Кальпурния снова завладела вниманием Антония:
— Я недаром видела той ночью вещий сон, ведь он мог сбыться. Я видела, будто мой дом рушится, Цезарь раненый и весь в крови прибегает ко мне и падает мне на руки. Я держу его голову, смотрю в его очи, а вместо них — о, ужас! — зияют пустые глазницы. После этого видения я жутко напугана и горько и безутешно плачу. А потом я зрю, что Цезарь плывет в реке крови. И он мертв. О, боги! Какой страшный сон мне пригрезился!
— Дорогая Кальпурния, боги предупредили тебя о грозящей опасности, а ты дала знак нашему Цезарю. И не твоя вина, о, несравненная Кальпурния, что наш царь не внял твоим слезам и мольбам. Но все же небесные силы не допустили того, чтобы твой сон сбылся и сами уже через Сальватора уберегли подопечного Венеры от подлой и ужасной гибели.
— Хвала Весте, моей покровительнице! И аве, Цезарь!..
— Аве, Цезарь!..
Антоний, поговорив немного с Кальпурнией, решил отбыть обратно в сенат. Консул сдержанно попрощался с Иваном. В его глазах мелькнул трудно скрываемый холодок по отношению к контуберналису. Консула можно было понять. Если бы этот неизвестно откуда появившийся юноша не спас Цезаря, то именно Антоний после смерти императора должен был возглавить Великое Римское государство. Приближенный диктатора в последние годы все чаще и чаще мечтал о восхождении на вершину власти и владении всем миром. Консул уже давно превратился в того самого «хорошего солдата, который мечтает стать генералом».
Вдобавок смерть императора помогла бы Марку осуществить еще одну заветную мечту — заполучить звезду Египта Клеопатру. В случае внезапной гибели Цезаря, царица перешла бы консулу «по наследству». Марк давно и тайно сходил по ней с ума. Известно, что Антоний в качестве начальника конницы участвовал в восстановлении на престол отца царицы — Птолемея XII. И тогда Антоний впервые увидел четырнадцатилетнюю красотку Клеопатру и сразу увлекся ей, но ему не суждено было завладеть предметом страсти. Птолемей бдительно охранял честь дочери от посягательств разных ухажеров. Потом принцессу и воина раскидала судьба-злодейка, и они встретились вновь уже в Риме, и Клеопатра была, к великому сожалению Антония, женой Цезаря. Да и сама царица успела подзабыть того очаровательного римлянина, что помогал ее отцу в политической борьбе и вызывал у нее, неопытной девочки-подростка, трепетный и сладостный восторг.

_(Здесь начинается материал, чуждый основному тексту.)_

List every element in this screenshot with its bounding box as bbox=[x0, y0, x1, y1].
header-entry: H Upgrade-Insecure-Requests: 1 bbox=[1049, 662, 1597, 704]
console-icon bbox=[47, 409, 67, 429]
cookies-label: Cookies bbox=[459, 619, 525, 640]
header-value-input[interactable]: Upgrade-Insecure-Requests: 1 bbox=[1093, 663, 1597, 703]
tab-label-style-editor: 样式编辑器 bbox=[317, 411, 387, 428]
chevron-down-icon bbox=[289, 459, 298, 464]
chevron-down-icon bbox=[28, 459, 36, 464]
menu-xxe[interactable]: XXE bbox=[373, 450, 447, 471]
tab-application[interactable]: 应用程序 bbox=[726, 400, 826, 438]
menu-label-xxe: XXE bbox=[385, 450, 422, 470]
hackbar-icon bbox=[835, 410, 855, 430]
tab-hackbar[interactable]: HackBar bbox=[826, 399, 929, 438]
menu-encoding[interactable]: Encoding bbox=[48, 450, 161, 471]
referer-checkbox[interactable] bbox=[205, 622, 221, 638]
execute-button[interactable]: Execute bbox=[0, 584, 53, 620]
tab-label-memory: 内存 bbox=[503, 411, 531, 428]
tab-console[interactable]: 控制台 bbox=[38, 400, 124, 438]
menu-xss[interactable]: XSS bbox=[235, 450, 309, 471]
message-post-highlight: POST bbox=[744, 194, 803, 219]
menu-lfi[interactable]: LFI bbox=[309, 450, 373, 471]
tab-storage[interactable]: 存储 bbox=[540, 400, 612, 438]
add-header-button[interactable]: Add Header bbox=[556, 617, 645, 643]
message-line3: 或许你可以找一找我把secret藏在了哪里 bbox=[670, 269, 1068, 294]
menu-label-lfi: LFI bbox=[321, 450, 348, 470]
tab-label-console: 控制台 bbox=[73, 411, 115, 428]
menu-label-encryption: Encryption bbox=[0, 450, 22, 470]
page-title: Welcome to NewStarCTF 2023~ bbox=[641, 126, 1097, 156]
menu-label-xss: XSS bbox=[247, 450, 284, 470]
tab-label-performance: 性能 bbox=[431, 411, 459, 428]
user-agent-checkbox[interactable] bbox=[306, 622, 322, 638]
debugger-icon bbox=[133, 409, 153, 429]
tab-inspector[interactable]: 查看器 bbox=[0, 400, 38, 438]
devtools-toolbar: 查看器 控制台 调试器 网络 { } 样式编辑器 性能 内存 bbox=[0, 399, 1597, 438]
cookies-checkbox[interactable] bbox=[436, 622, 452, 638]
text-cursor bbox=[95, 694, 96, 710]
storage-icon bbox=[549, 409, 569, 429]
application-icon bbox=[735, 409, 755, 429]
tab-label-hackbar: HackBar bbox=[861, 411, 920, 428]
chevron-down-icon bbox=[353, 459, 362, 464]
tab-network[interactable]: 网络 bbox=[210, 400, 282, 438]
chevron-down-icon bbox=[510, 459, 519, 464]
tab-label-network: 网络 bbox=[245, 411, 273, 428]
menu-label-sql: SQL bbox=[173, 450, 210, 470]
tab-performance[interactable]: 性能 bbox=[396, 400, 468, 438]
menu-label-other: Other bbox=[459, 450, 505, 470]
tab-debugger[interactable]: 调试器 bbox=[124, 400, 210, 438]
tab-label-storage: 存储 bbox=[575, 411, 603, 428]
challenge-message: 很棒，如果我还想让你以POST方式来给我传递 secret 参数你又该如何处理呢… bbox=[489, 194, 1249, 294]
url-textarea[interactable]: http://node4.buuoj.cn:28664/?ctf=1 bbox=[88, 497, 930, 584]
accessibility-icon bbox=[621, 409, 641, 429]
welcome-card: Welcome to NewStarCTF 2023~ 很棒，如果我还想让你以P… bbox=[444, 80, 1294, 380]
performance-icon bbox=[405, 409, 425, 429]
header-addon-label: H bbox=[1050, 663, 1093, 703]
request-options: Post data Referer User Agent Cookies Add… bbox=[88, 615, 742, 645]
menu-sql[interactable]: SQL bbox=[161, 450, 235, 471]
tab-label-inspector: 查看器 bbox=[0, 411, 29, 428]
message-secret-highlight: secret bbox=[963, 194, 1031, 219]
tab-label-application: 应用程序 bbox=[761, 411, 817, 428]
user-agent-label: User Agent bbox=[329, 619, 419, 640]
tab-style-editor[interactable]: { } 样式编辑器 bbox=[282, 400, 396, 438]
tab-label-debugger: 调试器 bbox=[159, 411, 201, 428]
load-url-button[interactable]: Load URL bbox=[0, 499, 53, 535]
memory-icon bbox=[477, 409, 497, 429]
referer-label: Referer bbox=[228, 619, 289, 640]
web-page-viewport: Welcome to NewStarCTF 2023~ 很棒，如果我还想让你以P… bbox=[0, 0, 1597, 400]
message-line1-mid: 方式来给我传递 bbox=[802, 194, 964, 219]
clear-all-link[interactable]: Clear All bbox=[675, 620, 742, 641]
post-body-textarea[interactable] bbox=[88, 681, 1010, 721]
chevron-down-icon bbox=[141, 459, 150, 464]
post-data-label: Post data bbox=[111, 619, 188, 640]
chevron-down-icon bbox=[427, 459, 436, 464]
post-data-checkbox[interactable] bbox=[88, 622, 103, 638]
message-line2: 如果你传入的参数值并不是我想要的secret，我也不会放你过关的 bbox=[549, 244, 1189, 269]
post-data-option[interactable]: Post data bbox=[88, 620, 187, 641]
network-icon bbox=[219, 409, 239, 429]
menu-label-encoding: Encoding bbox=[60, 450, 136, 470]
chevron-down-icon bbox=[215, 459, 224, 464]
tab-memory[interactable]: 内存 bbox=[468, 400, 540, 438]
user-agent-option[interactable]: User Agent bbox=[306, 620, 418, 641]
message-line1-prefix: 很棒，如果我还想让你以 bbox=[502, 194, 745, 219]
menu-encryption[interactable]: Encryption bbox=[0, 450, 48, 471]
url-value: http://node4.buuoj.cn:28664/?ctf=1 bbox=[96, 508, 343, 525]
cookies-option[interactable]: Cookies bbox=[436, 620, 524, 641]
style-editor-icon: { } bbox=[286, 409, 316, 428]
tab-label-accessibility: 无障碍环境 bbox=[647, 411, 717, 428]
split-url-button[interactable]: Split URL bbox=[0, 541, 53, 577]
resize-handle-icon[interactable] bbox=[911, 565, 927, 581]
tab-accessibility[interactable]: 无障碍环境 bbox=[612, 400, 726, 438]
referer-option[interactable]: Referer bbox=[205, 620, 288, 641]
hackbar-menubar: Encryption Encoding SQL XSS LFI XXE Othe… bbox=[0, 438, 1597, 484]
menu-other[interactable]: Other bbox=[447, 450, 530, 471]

Антонию в свое время крупно повезло, что он пресекся с Цезарем. В юности Марк много пьянствовал, развратничал, транжирил деньги и вместе со своими братьями и друзьями попадал в различные уличные драки. Что бы стало с ним дальше, никто не знает. Возможно, бузотер погиб бы в банальной уличной стычке от удара кинжалом, или умер бы от неизвестной венерической болезни, или за бесчисленные свои долги был бы продан в унизительного и позорного для римского патриция рабство. Кстати, последнее предположение самое верное из всех. Дело в том, что теснимый своими кредиторами Антоний бежал в Грецию якобы для того, чтобы учиться у тамошних ученых философии и риторики. Но вместо этого беглец оказался на военной службе у проконсула Сирии — Габиния, который поручил ему ответственный пост — начальника конницы. В походе против Аристовула в Палестине и в Египте, Антоний содействовал вступлению, как и говорилось выше, на царский трон Птолемея Аулета Двенадцатого — отца Клеопатры.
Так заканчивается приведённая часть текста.